Larry Siedentop’s new book, Inventing the Individual: The Origins of Western Liberalism is the subject of a provocative review by Samuel Moyn, a Professor of Law and History at Harvard University in the current issue of Boston Review. If much discussion of Anglo American liberalism has focused on some version of the social contract to provide a normative justification and to motivate allegiance to liberalism, Siedentop has been interested in French liberalism which has tried to provide an account of how liberalism came to the fore. So, as Moyn puts it, Siedentop treats “modern individualism as a historical product rather than a natural fact.” And here comes the heart of Siedentop’s claim: He argues that Christianity played a decisive role in making liberalism possible and that historians have wrongly downplayed the roots of liberalism in the Christianity that flourished in the Middle Ages.
Moyn’s reaction to this claim is quite skeptical and no one would describe his review as generous. But the question of how Christianity relates to liberalism is still quite fascinating. At the outset, it would strike many as counterintuitive that the liberalism which grew out of an animosity to Church corruption and to Church doctrines that flew in the face of rational science was in fact inspired, rather than repulsed by Christianity. In addition, Moyn argues that Christianity was not motivated by worldly concerns, let alone a political philosophy. As Moyn reads scripture, Jesus and Paul expected the world to end soon. On this account, Christianity is concerned with the next world, not with this one: “If the founders of Christianity made individuals matter, and matter equally, it was not for the sake of a new set of beliefs about the social order, let alone a new liberal politics.”
Of course, the world did not end, and Moyn accepts Siedentop’s view that Christianity influenced by Augustine had to give up hopes for “imminent redemption . . . in exchange for indefinite redemption.” More to the point, Christians had to determine what the Gospel message told them about how to live in the world, and it is hard to read the Gospel as supportive of the status quo. It is not just that all are made in the image of God and loved by God; the Gospel is resolutely anti-hierarchical, exalting the poor and making the “least of these” (not just equal as Moyn states), favored over the rich and powerful.

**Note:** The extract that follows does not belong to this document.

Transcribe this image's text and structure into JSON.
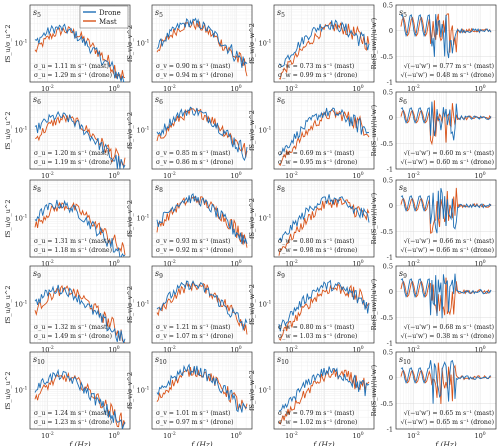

Of course, the Gospel, so interpreted, has not been lived by most Christians, and the message has been twisted by many. But the message is fundamental to Christianity (not to say it is unique to Christianity), and it is even more radical than the liberal tradition. This is not to say that Christianity created liberalism. I have no idea how much truth resides in Siedentop’s claims. But I would say this. The Enlightenment philosophers in Europe (but not in the United States) were motivated by animosity to religion, but Europe at the time was filled with Christians who embraced liberalism while retaining their religion. In the U.S. liberalism was adopted in a society that was saturated with Protestant Christianity. Religion, no doubt, played a complicated role in the rise of liberalism. To my mind, it is counterintuitive to suppose that liberalism was simply repulsed by Christianity; concern about corrupt institutions and fundamentalist rejection of science is not the same as rejecting Christian values. Indeed, Europeans who by and large have rejected religion or at least religious institutions maintain a strong belief in supporting the poor that I believe is a carryover from the Church teachings upon which they were raised and which Pope Francis emphasizes today.
Still the role Christianity played in the formation of liberalism has yet to be fully explored, and I expect that Siedentop’s book is well worth the read despite Moyn’s agitated criticisms, many of which seem quite plausible.
Christianity embraced the authoritarianism, obscurantism and anti-intellectualism of the Roman Catholic Church as well as the liberating influences of Wyckliffe, Luther, Hus and many others.
I think that liberal concern for the poor deviates from the Pope's "concern for the poor" in many ways, not the least of which are the thoughtful liberal's recognition that minimum wage laws impoverish the worker and that the Pope's pro-natalism serves to impoverish and destroy the entire planet, including its water, energy resources, food, and plant and animal species.